The number of daughter micronodules per each experimental group is displayed in the Table 2. Figure 9 shows the anatomical Distribution of the lesions in vaccinated macaques. This Picture is not intended to discern between the type of micronodules, as it has a low resolution.

Minor issues:

1.-The length of Introduction section is too long; I suggest that authors should short it and highlight key points.

We have shortened the introduction and highlight the key points.

2. The English language should be improved by an English native-speaker. For example, Mycobacterium tuberculosis has been abbreviated as Mtb in line 44, but Mycobacterium tuberculosis still was used in line 53. The full name can be used for the first time, and the abbreviation is usually used for the second time.

The paper has been reviewed again by an English native-speaker, and the problem with the abbreviations fixed.

3. The text and numbers in figures 1 to 3 are too small to be legible. It is suggested that the author increase the font size to improve the image resolution.

We have increased the font size in the numbers of these figures.

4. Special symbol in Figure S1 should be explained in the figure legend. Does it indicate a death of a macaque?

We have included an explanation in the legend: “Macaques marked with dagger symbol were euthanized before the planned end of study, according to the welfare monitoring plan”.

5. In Figure S2, the volume of lung collected from cynomolgus and rhesus were compared. Why did the authors compare this data? There are already racial differences in body size and organ size between the two animals, and I do not think it is meaningful to compare lung volume or size between the two animals.
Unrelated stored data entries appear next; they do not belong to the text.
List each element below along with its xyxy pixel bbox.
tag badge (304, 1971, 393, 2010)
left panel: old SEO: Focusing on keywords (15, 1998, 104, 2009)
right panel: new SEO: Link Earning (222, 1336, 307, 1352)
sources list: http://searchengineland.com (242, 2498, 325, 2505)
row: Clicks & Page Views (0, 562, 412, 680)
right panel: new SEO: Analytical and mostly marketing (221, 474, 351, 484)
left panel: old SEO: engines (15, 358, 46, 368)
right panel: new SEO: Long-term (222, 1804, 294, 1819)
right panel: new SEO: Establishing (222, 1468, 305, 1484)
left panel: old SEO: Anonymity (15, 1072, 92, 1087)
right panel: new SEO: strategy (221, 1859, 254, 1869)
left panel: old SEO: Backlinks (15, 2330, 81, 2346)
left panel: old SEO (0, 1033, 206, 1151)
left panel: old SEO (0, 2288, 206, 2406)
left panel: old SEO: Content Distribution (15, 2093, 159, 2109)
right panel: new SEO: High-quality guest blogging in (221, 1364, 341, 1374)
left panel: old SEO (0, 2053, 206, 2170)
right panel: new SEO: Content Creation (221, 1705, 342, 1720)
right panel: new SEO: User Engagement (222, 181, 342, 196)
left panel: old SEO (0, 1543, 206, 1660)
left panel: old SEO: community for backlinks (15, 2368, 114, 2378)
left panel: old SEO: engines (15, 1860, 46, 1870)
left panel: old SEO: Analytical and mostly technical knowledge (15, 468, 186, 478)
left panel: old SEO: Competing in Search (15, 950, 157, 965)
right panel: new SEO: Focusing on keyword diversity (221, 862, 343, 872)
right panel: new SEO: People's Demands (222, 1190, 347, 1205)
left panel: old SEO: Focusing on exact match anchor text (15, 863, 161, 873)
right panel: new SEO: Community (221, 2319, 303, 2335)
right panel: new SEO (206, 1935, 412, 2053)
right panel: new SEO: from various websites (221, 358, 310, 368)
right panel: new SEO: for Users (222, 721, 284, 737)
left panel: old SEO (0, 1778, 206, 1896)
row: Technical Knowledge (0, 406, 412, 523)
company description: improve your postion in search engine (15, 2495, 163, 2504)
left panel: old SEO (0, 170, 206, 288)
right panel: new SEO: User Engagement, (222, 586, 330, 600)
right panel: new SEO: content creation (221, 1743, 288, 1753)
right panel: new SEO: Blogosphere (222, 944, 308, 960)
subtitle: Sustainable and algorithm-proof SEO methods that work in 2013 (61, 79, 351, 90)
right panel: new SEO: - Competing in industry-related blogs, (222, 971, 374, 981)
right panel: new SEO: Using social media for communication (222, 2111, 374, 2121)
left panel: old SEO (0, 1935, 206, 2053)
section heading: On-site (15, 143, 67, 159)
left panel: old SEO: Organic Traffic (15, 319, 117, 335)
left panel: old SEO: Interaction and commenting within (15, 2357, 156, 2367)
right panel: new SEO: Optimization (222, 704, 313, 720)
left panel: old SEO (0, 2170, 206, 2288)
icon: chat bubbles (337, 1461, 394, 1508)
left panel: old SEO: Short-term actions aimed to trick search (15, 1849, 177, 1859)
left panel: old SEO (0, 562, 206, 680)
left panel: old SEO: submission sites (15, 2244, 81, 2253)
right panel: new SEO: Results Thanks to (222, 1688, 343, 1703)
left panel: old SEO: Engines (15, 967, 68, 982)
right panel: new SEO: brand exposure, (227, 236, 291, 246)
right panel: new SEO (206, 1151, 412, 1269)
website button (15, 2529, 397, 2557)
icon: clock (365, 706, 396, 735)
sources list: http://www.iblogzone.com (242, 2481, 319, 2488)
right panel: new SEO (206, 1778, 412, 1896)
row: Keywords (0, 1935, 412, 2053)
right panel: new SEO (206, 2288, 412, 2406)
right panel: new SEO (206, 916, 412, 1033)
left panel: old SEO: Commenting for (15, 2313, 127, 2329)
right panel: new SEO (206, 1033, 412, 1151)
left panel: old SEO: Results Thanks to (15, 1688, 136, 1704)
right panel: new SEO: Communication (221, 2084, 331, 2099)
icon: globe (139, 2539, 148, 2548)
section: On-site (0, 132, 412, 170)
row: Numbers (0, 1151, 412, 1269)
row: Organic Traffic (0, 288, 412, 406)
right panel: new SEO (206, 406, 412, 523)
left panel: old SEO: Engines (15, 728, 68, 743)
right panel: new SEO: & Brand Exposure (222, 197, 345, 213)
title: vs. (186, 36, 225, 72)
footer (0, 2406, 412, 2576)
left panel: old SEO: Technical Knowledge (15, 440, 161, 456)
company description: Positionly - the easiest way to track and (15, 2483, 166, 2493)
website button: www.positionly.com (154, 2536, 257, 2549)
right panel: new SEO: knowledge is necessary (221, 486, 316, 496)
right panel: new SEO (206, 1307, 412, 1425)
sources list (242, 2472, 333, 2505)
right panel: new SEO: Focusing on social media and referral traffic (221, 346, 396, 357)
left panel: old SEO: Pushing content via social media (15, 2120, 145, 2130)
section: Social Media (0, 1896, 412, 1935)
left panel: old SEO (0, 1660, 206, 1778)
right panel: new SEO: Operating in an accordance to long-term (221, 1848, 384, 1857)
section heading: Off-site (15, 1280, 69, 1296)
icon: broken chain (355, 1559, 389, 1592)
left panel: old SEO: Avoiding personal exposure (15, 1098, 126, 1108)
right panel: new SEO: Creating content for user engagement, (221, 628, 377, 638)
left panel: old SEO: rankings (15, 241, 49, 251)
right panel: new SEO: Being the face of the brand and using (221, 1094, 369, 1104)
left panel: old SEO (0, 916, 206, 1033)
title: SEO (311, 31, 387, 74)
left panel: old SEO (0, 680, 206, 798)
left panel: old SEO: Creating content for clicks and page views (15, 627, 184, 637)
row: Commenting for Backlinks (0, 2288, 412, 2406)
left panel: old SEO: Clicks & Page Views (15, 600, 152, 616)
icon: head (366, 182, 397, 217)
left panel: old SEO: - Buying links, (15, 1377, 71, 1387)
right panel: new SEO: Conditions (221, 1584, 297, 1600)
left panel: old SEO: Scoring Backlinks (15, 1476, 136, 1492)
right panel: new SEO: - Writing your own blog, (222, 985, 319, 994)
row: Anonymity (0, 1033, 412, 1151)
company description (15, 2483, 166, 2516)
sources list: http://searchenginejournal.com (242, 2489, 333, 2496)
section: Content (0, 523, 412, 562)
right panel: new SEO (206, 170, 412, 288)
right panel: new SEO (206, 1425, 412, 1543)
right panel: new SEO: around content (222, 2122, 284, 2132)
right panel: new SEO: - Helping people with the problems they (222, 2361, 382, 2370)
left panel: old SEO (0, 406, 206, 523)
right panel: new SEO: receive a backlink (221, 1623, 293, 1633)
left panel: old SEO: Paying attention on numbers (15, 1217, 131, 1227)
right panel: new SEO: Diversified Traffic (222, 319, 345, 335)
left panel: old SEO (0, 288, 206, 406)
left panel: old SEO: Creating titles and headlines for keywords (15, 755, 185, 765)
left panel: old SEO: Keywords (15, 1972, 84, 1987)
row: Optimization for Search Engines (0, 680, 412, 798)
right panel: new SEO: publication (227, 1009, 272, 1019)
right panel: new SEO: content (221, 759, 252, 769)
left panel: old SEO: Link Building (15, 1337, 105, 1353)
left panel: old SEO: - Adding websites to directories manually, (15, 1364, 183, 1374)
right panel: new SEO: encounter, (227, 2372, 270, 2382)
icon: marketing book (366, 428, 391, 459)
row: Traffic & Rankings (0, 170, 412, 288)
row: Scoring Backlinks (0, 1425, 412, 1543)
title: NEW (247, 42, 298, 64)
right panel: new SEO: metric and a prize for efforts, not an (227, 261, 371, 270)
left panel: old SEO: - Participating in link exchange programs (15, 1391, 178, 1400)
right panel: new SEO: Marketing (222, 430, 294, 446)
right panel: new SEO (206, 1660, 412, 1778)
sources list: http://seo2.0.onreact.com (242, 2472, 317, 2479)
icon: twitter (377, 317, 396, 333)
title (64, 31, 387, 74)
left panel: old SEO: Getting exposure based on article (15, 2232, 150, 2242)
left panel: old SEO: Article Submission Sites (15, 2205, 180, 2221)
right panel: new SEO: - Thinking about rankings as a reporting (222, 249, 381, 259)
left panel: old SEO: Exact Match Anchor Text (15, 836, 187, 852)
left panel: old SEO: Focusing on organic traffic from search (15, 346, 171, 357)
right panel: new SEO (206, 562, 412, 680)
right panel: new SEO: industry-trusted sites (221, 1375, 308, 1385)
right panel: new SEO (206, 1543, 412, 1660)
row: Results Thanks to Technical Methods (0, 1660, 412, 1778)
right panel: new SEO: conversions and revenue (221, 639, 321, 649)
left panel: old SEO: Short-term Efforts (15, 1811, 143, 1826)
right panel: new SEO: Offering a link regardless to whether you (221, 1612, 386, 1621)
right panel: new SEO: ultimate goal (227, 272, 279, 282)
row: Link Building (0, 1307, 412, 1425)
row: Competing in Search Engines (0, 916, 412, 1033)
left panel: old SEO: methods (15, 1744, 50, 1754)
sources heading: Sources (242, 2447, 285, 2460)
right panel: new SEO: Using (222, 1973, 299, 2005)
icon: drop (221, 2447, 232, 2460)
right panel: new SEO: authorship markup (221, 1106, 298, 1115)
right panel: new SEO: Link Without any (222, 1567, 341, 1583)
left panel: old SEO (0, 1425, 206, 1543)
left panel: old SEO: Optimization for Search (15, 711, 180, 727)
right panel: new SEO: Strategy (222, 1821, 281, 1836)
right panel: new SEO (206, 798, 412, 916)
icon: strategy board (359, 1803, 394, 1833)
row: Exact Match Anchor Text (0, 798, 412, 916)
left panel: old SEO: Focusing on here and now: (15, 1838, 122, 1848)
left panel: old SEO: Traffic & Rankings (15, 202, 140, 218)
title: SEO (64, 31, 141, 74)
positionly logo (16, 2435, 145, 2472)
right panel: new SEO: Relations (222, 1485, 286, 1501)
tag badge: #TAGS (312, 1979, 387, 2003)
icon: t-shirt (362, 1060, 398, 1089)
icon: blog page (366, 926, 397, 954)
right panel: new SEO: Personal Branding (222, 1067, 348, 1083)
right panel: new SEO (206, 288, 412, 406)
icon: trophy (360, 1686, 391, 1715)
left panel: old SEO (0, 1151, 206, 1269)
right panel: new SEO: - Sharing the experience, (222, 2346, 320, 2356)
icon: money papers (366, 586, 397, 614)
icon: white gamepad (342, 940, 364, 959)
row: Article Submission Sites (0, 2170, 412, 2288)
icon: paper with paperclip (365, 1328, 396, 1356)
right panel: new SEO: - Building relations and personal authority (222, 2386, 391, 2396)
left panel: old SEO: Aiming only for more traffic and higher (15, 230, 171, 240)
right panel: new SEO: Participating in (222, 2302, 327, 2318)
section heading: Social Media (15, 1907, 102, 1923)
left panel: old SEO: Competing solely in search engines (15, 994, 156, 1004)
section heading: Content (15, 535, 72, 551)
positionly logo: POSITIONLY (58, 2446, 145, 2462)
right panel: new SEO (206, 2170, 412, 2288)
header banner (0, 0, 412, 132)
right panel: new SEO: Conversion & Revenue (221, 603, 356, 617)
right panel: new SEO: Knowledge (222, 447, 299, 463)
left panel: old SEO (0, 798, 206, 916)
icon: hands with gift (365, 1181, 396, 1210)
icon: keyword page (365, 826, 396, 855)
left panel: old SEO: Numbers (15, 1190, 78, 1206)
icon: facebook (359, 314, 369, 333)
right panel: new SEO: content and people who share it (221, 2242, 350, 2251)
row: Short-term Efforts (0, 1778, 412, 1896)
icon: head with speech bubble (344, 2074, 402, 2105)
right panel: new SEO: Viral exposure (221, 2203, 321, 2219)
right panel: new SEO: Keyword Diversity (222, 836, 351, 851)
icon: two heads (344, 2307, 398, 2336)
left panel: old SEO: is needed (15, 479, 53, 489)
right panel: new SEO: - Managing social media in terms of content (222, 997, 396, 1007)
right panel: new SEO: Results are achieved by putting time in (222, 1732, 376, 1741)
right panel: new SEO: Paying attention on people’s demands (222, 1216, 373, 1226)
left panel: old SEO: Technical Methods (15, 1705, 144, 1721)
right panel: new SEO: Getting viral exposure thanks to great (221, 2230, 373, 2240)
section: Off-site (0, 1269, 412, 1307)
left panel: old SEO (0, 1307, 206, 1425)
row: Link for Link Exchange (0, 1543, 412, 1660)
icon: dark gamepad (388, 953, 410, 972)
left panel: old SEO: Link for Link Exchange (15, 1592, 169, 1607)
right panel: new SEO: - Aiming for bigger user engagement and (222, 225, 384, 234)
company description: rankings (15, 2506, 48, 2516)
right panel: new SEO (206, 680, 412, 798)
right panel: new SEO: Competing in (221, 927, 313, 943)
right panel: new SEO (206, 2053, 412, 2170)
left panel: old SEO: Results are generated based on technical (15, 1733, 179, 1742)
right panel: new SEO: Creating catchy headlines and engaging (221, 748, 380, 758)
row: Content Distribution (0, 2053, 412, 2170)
Even when this is obvious, as we had to build “in silico” lungs per each macaque, we just wanted to show that effectively our data reflects what is already known. It is just a validation and we think it is worthy to add it in the supplementary file.

6. Table 1 did not give detailed information. What does the “n=320” mean? What does the “Median” indicate?

We have included an explanation in the legend of Table 1: “n means the total number of lesions per each experimental group. Median shows the value separating the higher half from the lower half of the number of each type of lesion per experimental group”.

Round 2

Reviewer 4 Report

I have checked the revised manuscript carefully, and found that the authors have addressed all my conserns.
I would like to recommend to accept it in this version.